Early warning system

Published on: 19/04/2019 Last update: 13/06/2019 News Archived

The UK government has awarded a GBP 790,000 (about EUR 990,000) grant to research and implement eObs, an open source digital healthcare observation solution that can identify patients who are deteriorating and alert medical specialists. The solution, which uses information gathered by handheld devices, also helps cut workloads in medical wards by reducing the length of time patients stay and minimising the number of transfers and referrals.

The grant for eObs was announced in late March as part of a GBP 9 million fund to accelerate digital technologies related to health.

The pilot project will run for 19 months, explains OpusVL, the open source IT service provider involved in developing eObs. The first trials are expected in May 2020.

This is a graphic using forms (one shaped like a heart, a cross, a few squares) to show grouping of eObs' custodians

The software solution will use open standards to connect to other hospital systems, and all of the software components, design and documentation will be shared openly, the Rugby-based company says.

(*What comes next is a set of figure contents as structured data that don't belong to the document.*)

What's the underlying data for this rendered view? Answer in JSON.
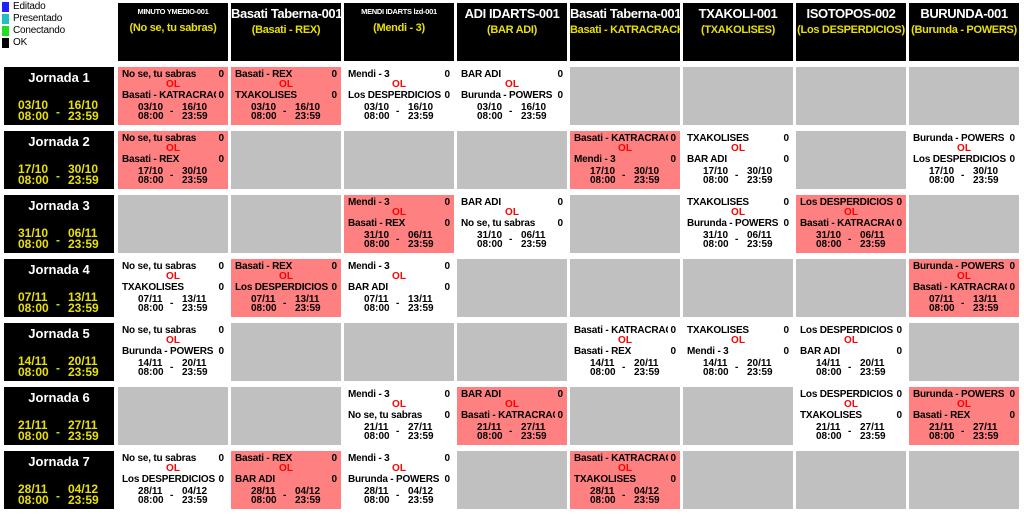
{
  "legend": [
    {
      "label": "Editado",
      "color": "#2020ff"
    },
    {
      "label": "Presentado",
      "color": "#20c0c0"
    },
    {
      "label": "Conectando",
      "color": "#20e020"
    },
    {
      "label": "OK",
      "color": "#000000"
    }
  ],
  "teams": [
    {
      "name": "MINUTO YMEDIO-001",
      "sub": "(No se, tu sabras)",
      "small": true
    },
    {
      "name": "Basati Taberna-001",
      "sub": "(Basati - REX)",
      "small": false
    },
    {
      "name": "MENDI IDARTS lzd-001",
      "sub": "(Mendi - 3)",
      "small": true
    },
    {
      "name": "ADI IDARTS-001",
      "sub": "(BAR ADI)",
      "small": false
    },
    {
      "name": "Basati Taberna-001",
      "sub": "Basati - KATRACRACKS",
      "small": false
    },
    {
      "name": "TXAKOLI-001",
      "sub": "(TXAKOLISES)",
      "small": false
    },
    {
      "name": "ISOTOPOS-002",
      "sub": "(Los DESPERDICIOS)",
      "small": false
    },
    {
      "name": "BURUNDA-001",
      "sub": "(Burunda - POWERS)",
      "small": false
    }
  ],
  "jornadas": [
    {
      "title": "Jornada 1",
      "start": "03/10",
      "end": "16/10",
      "start_time": "08:00",
      "end_time": "23:59",
      "cells": [
        {
          "color": "pink",
          "t1": "No se, tu sabras",
          "s1": "0",
          "ol": "OL",
          "t2": "Basati - KATRACRACKS",
          "s2": "0",
          "d1": "03/10",
          "d2": "16/10",
          "h1": "08:00",
          "h2": "23:59"
        },
        {
          "color": "pink",
          "t1": "Basati - REX",
          "s1": "0",
          "ol": "OL",
          "t2": "TXAKOLISES",
          "s2": "0",
          "d1": "03/10",
          "d2": "16/10",
          "h1": "08:00",
          "h2": "23:59"
        },
        {
          "color": "white",
          "t1": "Mendi - 3",
          "s1": "0",
          "ol": "OL",
          "t2": "Los DESPERDICIOS",
          "s2": "0",
          "d1": "03/10",
          "d2": "16/10",
          "h1": "08:00",
          "h2": "23:59"
        },
        {
          "color": "white",
          "t1": "BAR ADI",
          "s1": "0",
          "ol": "OL",
          "t2": "Burunda - POWERS",
          "s2": "0",
          "d1": "03/10",
          "d2": "16/10",
          "h1": "08:00",
          "h2": "23:59"
        },
        null,
        null,
        null,
        null
      ]
    },
    {
      "title": "Jornada 2",
      "start": "17/10",
      "end": "30/10",
      "start_time": "08:00",
      "end_time": "23:59",
      "cells": [
        {
          "color": "pink",
          "t1": "No se, tu sabras",
          "s1": "0",
          "ol": "OL",
          "t2": "Basati - REX",
          "s2": "0",
          "d1": "17/10",
          "d2": "30/10",
          "h1": "08:00",
          "h2": "23:59"
        },
        null,
        null,
        null,
        {
          "color": "pink",
          "t1": "Basati - KATRACRACKS",
          "s1": "0",
          "ol": "OL",
          "t2": "Mendi - 3",
          "s2": "0",
          "d1": "17/10",
          "d2": "30/10",
          "h1": "08:00",
          "h2": "23:59"
        },
        {
          "color": "white",
          "t1": "TXAKOLISES",
          "s1": "0",
          "ol": "OL",
          "t2": "BAR ADI",
          "s2": "0",
          "d1": "17/10",
          "d2": "30/10",
          "h1": "08:00",
          "h2": "23:59"
        },
        null,
        {
          "color": "white",
          "t1": "Burunda - POWERS",
          "s1": "0",
          "ol": "OL",
          "t2": "Los DESPERDICIOS",
          "s2": "0",
          "d1": "17/10",
          "d2": "30/10",
          "h1": "08:00",
          "h2": "23:59"
        }
      ]
    },
    {
      "title": "Jornada 3",
      "start": "31/10",
      "end": "06/11",
      "start_time": "08:00",
      "end_time": "23:59",
      "cells": [
        null,
        null,
        {
          "color": "pink",
          "t1": "Mendi - 3",
          "s1": "0",
          "ol": "OL",
          "t2": "Basati - REX",
          "s2": "0",
          "d1": "31/10",
          "d2": "06/11",
          "h1": "08:00",
          "h2": "23:59"
        },
        {
          "color": "white",
          "t1": "BAR ADI",
          "s1": "0",
          "ol": "OL",
          "t2": "No se, tu sabras",
          "s2": "0",
          "d1": "31/10",
          "d2": "06/11",
          "h1": "08:00",
          "h2": "23:59"
        },
        null,
        {
          "color": "white",
          "t1": "TXAKOLISES",
          "s1": "0",
          "ol": "OL",
          "t2": "Burunda - POWERS",
          "s2": "0",
          "d1": "31/10",
          "d2": "06/11",
          "h1": "08:00",
          "h2": "23:59"
        },
        {
          "color": "pink",
          "t1": "Los DESPERDICIOS",
          "s1": "0",
          "ol": "OL",
          "t2": "Basati - KATRACRACKS",
          "s2": "0",
          "d1": "31/10",
          "d2": "06/11",
          "h1": "08:00",
          "h2": "23:59"
        },
        null
      ]
    },
    {
      "title": "Jornada 4",
      "start": "07/11",
      "end": "13/11",
      "start_time": "08:00",
      "end_time": "23:59",
      "cells": [
        {
          "color": "white",
          "t1": "No se, tu sabras",
          "s1": "0",
          "ol": "OL",
          "t2": "TXAKOLISES",
          "s2": "0",
          "d1": "07/11",
          "d2": "13/11",
          "h1": "08:00",
          "h2": "23:59"
        },
        {
          "color": "pink",
          "t1": "Basati - REX",
          "s1": "0",
          "ol": "OL",
          "t2": "Los DESPERDICIOS",
          "s2": "0",
          "d1": "07/11",
          "d2": "13/11",
          "h1": "08:00",
          "h2": "23:59"
        },
        {
          "color": "white",
          "t1": "Mendi - 3",
          "s1": "0",
          "ol": "OL",
          "t2": "BAR ADI",
          "s2": "0",
          "d1": "07/11",
          "d2": "13/11",
          "h1": "08:00",
          "h2": "23:59"
        },
        null,
        null,
        null,
        null,
        {
          "color": "pink",
          "t1": "Burunda - POWERS",
          "s1": "0",
          "ol": "OL",
          "t2": "Basati - KATRACRACKS",
          "s2": "0",
          "d1": "07/11",
          "d2": "13/11",
          "h1": "08:00",
          "h2": "23:59"
        }
      ]
    },
    {
      "title": "Jornada 5",
      "start": "14/11",
      "end": "20/11",
      "start_time": "08:00",
      "end_time": "23:59",
      "cells": [
        {
          "color": "white",
          "t1": "No se, tu sabras",
          "s1": "0",
          "ol": "OL",
          "t2": "Burunda - POWERS",
          "s2": "0",
          "d1": "14/11",
          "d2": "20/11",
          "h1": "08:00",
          "h2": "23:59"
        },
        null,
        null,
        null,
        {
          "color": "white",
          "t1": "Basati - KATRACRACKS",
          "s1": "0",
          "ol": "OL",
          "t2": "Basati - REX",
          "s2": "0",
          "d1": "14/11",
          "d2": "20/11",
          "h1": "08:00",
          "h2": "23:59"
        },
        {
          "color": "white",
          "t1": "TXAKOLISES",
          "s1": "0",
          "ol": "OL",
          "t2": "Mendi - 3",
          "s2": "0",
          "d1": "14/11",
          "d2": "20/11",
          "h1": "08:00",
          "h2": "23:59"
        },
        {
          "color": "white",
          "t1": "Los DESPERDICIOS",
          "s1": "0",
          "ol": "OL",
          "t2": "BAR ADI",
          "s2": "0",
          "d1": "14/11",
          "d2": "20/11",
          "h1": "08:00",
          "h2": "23:59"
        },
        null
      ]
    },
    {
      "title": "Jornada 6",
      "start": "21/11",
      "end": "27/11",
      "start_time": "08:00",
      "end_time": "23:59",
      "cells": [
        null,
        null,
        {
          "color": "white",
          "t1": "Mendi - 3",
          "s1": "0",
          "ol": "OL",
          "t2": "No se, tu sabras",
          "s2": "0",
          "d1": "21/11",
          "d2": "27/11",
          "h1": "08:00",
          "h2": "23:59"
        },
        {
          "color": "pink",
          "t1": "BAR ADI",
          "s1": "0",
          "ol": "OL",
          "t2": "Basati - KATRACRACKS",
          "s2": "0",
          "d1": "21/11",
          "d2": "27/11",
          "h1": "08:00",
          "h2": "23:59"
        },
        null,
        null,
        {
          "color": "white",
          "t1": "Los DESPERDICIOS",
          "s1": "0",
          "ol": "OL",
          "t2": "TXAKOLISES",
          "s2": "0",
          "d1": "21/11",
          "d2": "27/11",
          "h1": "08:00",
          "h2": "23:59"
        },
        {
          "color": "pink",
          "t1": "Burunda - POWERS",
          "s1": "0",
          "ol": "OL",
          "t2": "Basati - REX",
          "s2": "0",
          "d1": "21/11",
          "d2": "27/11",
          "h1": "08:00",
          "h2": "23:59"
        }
      ]
    },
    {
      "title": "Jornada 7",
      "start": "28/11",
      "end": "04/12",
      "start_time": "08:00",
      "end_time": "23:59",
      "cells": [
        {
          "color": "white",
          "t1": "No se, tu sabras",
          "s1": "0",
          "ol": "OL",
          "t2": "Los DESPERDICIOS",
          "s2": "0",
          "d1": "28/11",
          "d2": "04/12",
          "h1": "08:00",
          "h2": "23:59"
        },
        {
          "color": "pink",
          "t1": "Basati - REX",
          "s1": "0",
          "ol": "OL",
          "t2": "BAR ADI",
          "s2": "0",
          "d1": "28/11",
          "d2": "04/12",
          "h1": "08:00",
          "h2": "23:59"
        },
        {
          "color": "white",
          "t1": "Mendi - 3",
          "s1": "0",
          "ol": "OL",
          "t2": "Burunda - POWERS",
          "s2": "0",
          "d1": "28/11",
          "d2": "04/12",
          "h1": "08:00",
          "h2": "23:59"
        },
        null,
        {
          "color": "pink",
          "t1": "Basati - KATRACRACKS",
          "s1": "0",
          "ol": "OL",
          "t2": "TXAKOLISES",
          "s2": "0",
          "d1": "28/11",
          "d2": "04/12",
          "h1": "08:00",
          "h2": "23:59"
        },
        null,
        null,
        null
      ]
    }
  ]
}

OpusVL hopes to optimise patient care while lowering licence costs, and wants to create a blueprint for clinician-led open software design.

For the project, OpusVL will work with the South London and Maudsley NHS Foundation Trust, Cheshire and Wirral Partnership NHS Foundation Trust, The Apperta Foundation CIC Trust and Open UK - a UK trade group for open source service providers.

Making eObs open source encourages others to join in and become custodians of the project, explains OpusVL founder Stuart Mackintosh. In addition, open source enables the transfer of scientific knowledge into practical applications.